Merhum, Osman Bölükbaşı, seçim meydanlarında kürsüye bavullar dolusu evrâk vesikalarla çıkar, kürsünün hemen yanında büyük boy bir su testisi hazır bulundurulurdu.
Rahat konuşur, akıcı ve selis bir uslupla saatlerce konuşur, konuşmaları sırasında dikkati dağılan topluluğun dikkatini toplaması için zarif latifeler patlatırdı. Ekim 1965 seçimlerinden bir gün önce, Taksim Meydanı’nda Osman Bölükbaşı’nın, Millet Partisi’nin mitingi vardı. Taksim Meydanı, tarihî günlerinden birisini yaşıyordu.
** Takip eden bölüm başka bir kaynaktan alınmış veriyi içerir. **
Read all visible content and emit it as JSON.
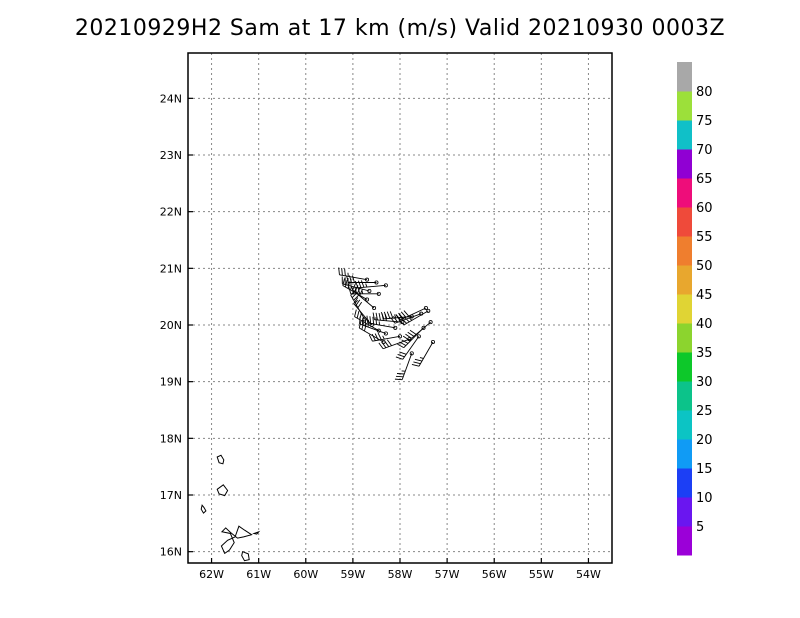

Osman Bölükbaşı, zaman zaman Demirel’e, sık sık aralarda da İsmet Paşa’ya yükleniyordu. Kalabalığı görünce, “Oh!” dedi, “Sadece buraya gelenler bana rey verseler, partim çoktan iktidar olmuştu,” esprisini patlattı. “Harman bizde dövülür, buğday başkasının evine gider. Düğün bizim evde yapılır, gelin başkalarının koynuna girer,” gibi esprileri peşpeşe sıraladıktan sonra, Pazar günü seçimler olduğu için lig maçları Cumartesi günü oynanıyor, o zaman ki adı, Mithatpaşa Stadı olan, İnönü Stadında da Beşiktaş-Fenerbahçe maçı oynanıyor, takımlardan birisi gol atınca, Sur-u İsrafil gibi müthiş bir ses duyuldu. Yeri göğü inletircesine göğe yükselen ses, “GOOOOOL”, Bölükbaşı “GOOOOL” sesini anladı fakat anlamamazlıktan geldi, sordu. Hayırola! Bu ses de nereden geliyor, “Gol oldu Efendim” dediler. “İsmet Paşa da bizim golleri duyuyor mu?” diye sordu.
Tabiî ki, müthiş bir diyalog ve halkla tam bir bütünlük meydana getiriyordu. Günümüzdeki başat partilerin liderlerinin siyâsî mahfillerin tozunu yalamış, İmam-Hatip Okulu’nda müsâmere grubu başkanlığı, mümessilliği ile başlayan topluma hitabetini, Mahalle liderliği, İlçe Başkanlığı, İl Başkanlığı, Büyükşehir Belediye Başkanlığı, nihayet Parti Liderliği ve Hükûmet Başkanlığı gibi çok önemli mevkilerde, hitabet konusunda ustalaştıkça ustalaştı. Polemikleri, monolog ve diyalogları müthiş, beden dilini en iyi kullanan lider.
Diğeri henüz daha oturduğu koltuğun ağırlığını hissetmemiş, 23 Nisan makam çocukları gibi, arkadan verilen suflelerle, konuşmaları ve elini bir istikâmette heykel gibi sürekli tutması, insicamsız, sık sık tekrarlanan aynı cümlelerle konuşması, bu vadide daha pek çok fırının bütün ekmeklerini yemesini gerektirecek kadar acemilik, toyluk sergiliyor.